The presented research uses a 6-axis industrial robot arm and a custom-designed heated extruder to develop a new robotic additive manufacturing (AM) framework for 2.5-D surface designs that adds material explicitly along principal stress trajectories. AM technologies, such as fused deposition modelling (FDM), are typically based on processes that lead to anisotropic products with strength behaviour that varies according to filament orientation; this limits its application in both design prototypes and end-use parts and products. Since stress lines are curves that indicate the optimal paths of material continuity for a given design boundary, the proposed stress-line based oriented material deposition opens new possibilities for structurally-performative and geometrically-complex AM, which is supported here by fabrication and structural load testing results. Called stress line additive manufacturing (SLAM), the proposed method achieves an integrated workflow that synthesizes parametric design, structural optimization, robotic computation, and fabrication.

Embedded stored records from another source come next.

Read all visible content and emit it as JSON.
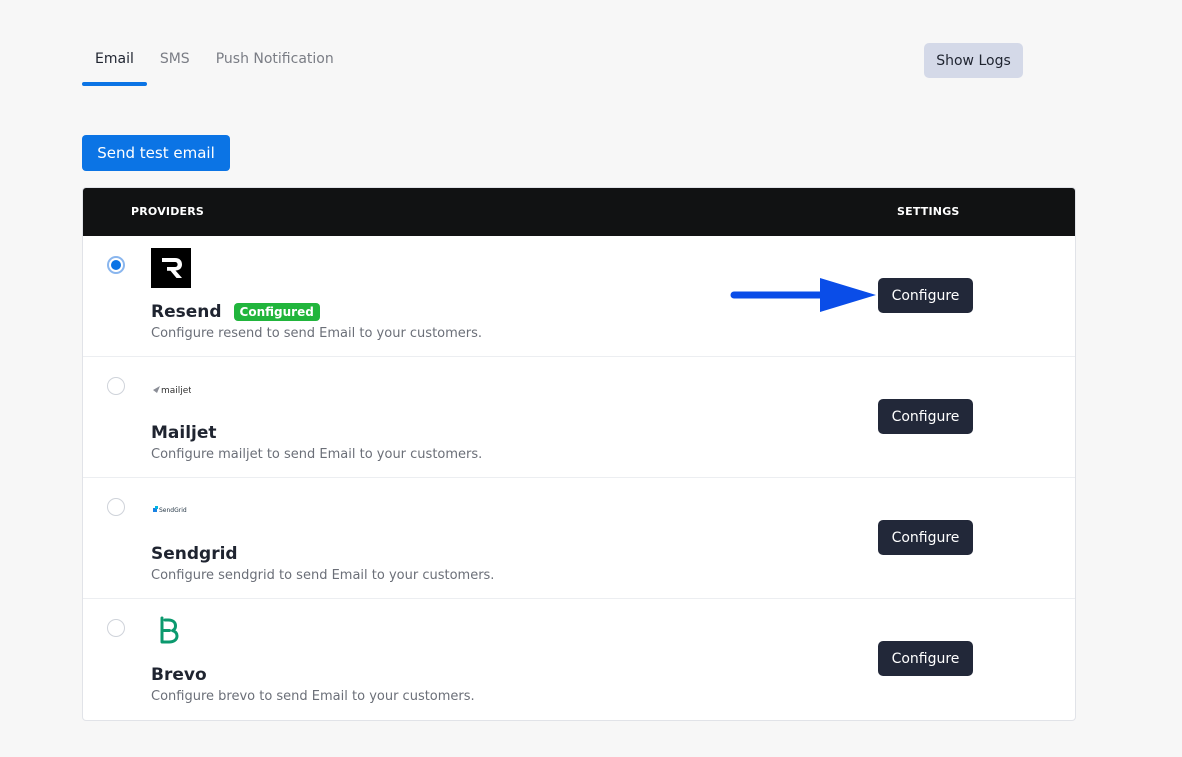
{
  "tabs": [
    {
      "label": "Email",
      "active": true
    },
    {
      "label": "SMS",
      "active": false
    },
    {
      "label": "Push Notification",
      "active": false
    }
  ],
  "show_logs_label": "Show Logs",
  "send_test_label": "Send test email",
  "table": {
    "header_providers": "PROVIDERS",
    "header_settings": "SETTINGS",
    "configure_label": "Configure",
    "rows": [
      {
        "name": "Resend",
        "badge": "Configured",
        "description": "Configure resend to send Email to your customers.",
        "selected": true,
        "logo": "resend-logo"
      },
      {
        "name": "Mailjet",
        "description": "Configure mailjet to send Email to your customers.",
        "selected": false,
        "logo": "mailjet-logo",
        "logo_text": "mailjet"
      },
      {
        "name": "Sendgrid",
        "description": "Configure sendgrid to send Email to your customers.",
        "selected": false,
        "logo": "sendgrid-logo",
        "logo_text": "SendGrid"
      },
      {
        "name": "Brevo",
        "description": "Configure brevo to send Email to your customers.",
        "selected": false,
        "logo": "brevo-logo"
      }
    ]
  },
  "colors": {
    "accent": "#0b74e5",
    "header_bg": "#111213",
    "configure_bg": "#222839",
    "badge_green": "#21b53c",
    "arrow_blue": "#0a4de8"
  }
}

In the field of digital fabrication, additive manufacturing (AM, sometimes called 3D printing) has enabled the fabrication of increasingly complex geometries, though the potential of this technology to convey both geometry and structural performance remains unmet. Typical AM processes produce anisotropic products with strength behavior that varies according to filament orientation, thereby limiting its applications in both structural prototypes and end-use parts and products. The paper presents a new integrated software and hardware process that reconsiders the traditional AM technique of fused deposition modelling (FDM) by adding material explicitly along the threedimensional principal stress trajectories, or stress lines, of 2.5-D structural surfaces. As curves that indicate paths of desired material continuity within a structure, stress lines encode the optimal topology of a structure for a given set of design boundary conditions. The use of a 6-axis industrial robot arm and a heated extruder, designed specifically for this research, provides an alternative to traditional layered manufacturing by allowing for oriented material deposition. The presented research opens new possibilities for structurally performative fabrication.